HeartChain Labs currently operates a hosted custody model for member wallet keys. This page explains what that means, how it works, and how it transitions.
Current Architecture: Hosted Custody
What HeartChain Labs holds
All member wallet signing keys are derived deterministically from a master treasury seed held by HeartChain Labs signing infrastructure. This seed is the root of a hierarchical deterministic (HD) tree:
-
Identity keys (CAT-721 badges): derived from
m / 721' / 0' / group' / tier' / sequence -
Rewards wallet keys (MNEE/BSV): derived from
m / 44' / 236' / group' / tier' / sequence
The sequence is your stable member ID (assigned chronologically
when you joined). Because everything derives from the master seed, HeartChain Labs can
construct your keys on-demand and sign transactions on your behalf.
What members control: Authentication, not key custody
When you authenticate with your passkey, you prove to HeartChain Labs: "I am the member associated with this badge." The backend then:
- Looks up your member sequence
- Derives your signing key from the master seed
- Signs the transaction/attestation you authorized
- Broadcasts it
Your passkey is authentication (proving identity), not authorization (holding key material). You never receive or hold a seed phrase.

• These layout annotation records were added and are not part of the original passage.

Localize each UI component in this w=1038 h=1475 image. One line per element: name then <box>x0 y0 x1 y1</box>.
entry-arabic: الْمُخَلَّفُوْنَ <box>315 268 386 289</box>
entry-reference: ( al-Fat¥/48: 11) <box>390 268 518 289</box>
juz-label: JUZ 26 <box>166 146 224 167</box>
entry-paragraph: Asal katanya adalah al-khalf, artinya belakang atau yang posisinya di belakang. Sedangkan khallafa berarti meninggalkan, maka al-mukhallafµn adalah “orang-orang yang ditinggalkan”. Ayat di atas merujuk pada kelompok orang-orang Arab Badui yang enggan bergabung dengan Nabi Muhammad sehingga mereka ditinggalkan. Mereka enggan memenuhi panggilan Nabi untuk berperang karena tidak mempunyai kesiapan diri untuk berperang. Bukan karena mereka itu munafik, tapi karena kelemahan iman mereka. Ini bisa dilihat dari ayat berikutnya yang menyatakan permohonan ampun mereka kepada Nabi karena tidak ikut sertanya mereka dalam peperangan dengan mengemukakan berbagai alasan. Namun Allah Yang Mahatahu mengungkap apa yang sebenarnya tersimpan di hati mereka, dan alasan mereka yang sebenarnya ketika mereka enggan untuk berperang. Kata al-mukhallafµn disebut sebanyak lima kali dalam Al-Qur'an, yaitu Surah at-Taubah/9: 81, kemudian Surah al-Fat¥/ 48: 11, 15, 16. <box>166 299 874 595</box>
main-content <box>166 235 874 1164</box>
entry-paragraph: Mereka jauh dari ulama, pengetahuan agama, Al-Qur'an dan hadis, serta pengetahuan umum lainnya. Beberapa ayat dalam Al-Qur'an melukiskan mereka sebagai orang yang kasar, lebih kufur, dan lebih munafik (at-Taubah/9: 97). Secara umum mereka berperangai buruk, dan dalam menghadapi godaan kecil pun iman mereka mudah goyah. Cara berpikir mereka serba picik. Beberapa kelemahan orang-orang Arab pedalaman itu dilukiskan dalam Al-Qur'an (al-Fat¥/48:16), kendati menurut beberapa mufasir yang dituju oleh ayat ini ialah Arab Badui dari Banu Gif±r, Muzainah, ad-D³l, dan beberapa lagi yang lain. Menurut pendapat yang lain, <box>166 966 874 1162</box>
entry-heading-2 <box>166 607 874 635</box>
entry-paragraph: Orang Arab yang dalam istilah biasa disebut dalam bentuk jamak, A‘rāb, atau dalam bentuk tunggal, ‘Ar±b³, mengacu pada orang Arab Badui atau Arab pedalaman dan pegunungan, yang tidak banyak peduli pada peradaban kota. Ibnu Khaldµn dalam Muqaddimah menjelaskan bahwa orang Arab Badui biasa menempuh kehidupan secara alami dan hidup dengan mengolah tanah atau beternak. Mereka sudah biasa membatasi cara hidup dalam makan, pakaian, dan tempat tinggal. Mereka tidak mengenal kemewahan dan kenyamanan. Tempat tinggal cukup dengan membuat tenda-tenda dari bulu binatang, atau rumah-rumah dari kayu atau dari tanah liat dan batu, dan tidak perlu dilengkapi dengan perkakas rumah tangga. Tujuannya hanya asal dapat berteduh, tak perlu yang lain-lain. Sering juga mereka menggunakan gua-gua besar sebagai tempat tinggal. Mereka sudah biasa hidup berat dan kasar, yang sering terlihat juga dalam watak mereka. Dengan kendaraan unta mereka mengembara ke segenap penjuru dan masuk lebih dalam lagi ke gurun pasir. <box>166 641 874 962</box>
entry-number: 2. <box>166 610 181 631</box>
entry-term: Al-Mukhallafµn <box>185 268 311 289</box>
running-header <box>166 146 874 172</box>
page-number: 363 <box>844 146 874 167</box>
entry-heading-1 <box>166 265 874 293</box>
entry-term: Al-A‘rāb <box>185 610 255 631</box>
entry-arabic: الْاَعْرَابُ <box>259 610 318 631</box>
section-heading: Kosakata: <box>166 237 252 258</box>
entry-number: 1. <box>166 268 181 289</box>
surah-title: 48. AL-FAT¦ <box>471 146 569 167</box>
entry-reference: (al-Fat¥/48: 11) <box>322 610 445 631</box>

You never locally derive a key. This model is custodial: HeartChain Labs bears full responsibility for member keys and balances.
Operational implications
If the master seed is exposed: Every member wallet, every identity key, every balance is compromised. The blast radius is total. This is why the master seed is held by dedicated signing infrastructure with strict operational controls — no human access, no export, no backups outside the signing system.
If HeartChain Labs disappears: Members' badges exist on-chain and are verifiable. Members' balances are settled on-chain. But without access to the master seed, members cannot spend their wallets unilaterally. A third party would need the seed to recover member access. This is an acceptable trade-off for simplicity and consistent member experience, but it is a real dependency.
Target Architecture: Member-Held Keys
The HD derivation model is designed to support a transition to member-held keys. In the target architecture:
- Members receive their xpub (extended public key) at badge activation
- Members derive their own keys locally for spending authority
- HeartChain Labs operates watch-only infrastructure and broadcasts member-signed transactions
- If HeartChain Labs disappears, members retain full unilateral control
This transition is designed into the protocol but not yet implemented. See Three-Chain Overview for the migration path.
Why custody today, non-custody tomorrow
The custodial model trades operational dependency for member simplicity. Members don't manage seed phrases. There's no risk of seed loss. Recovery is straightforward. For a membership program, this is the right starting point.
But it's not a permanent architecture. The transition to member-held keys is a feature, not a future version. It's designed into the derivation paths, the watch-only infrastructure, and the protocol itself.
The goal is to let programs start with custody (simple, reliable) and graduate to non-custody (permanent, user-controlled) as their risk models and member sophistication evolve.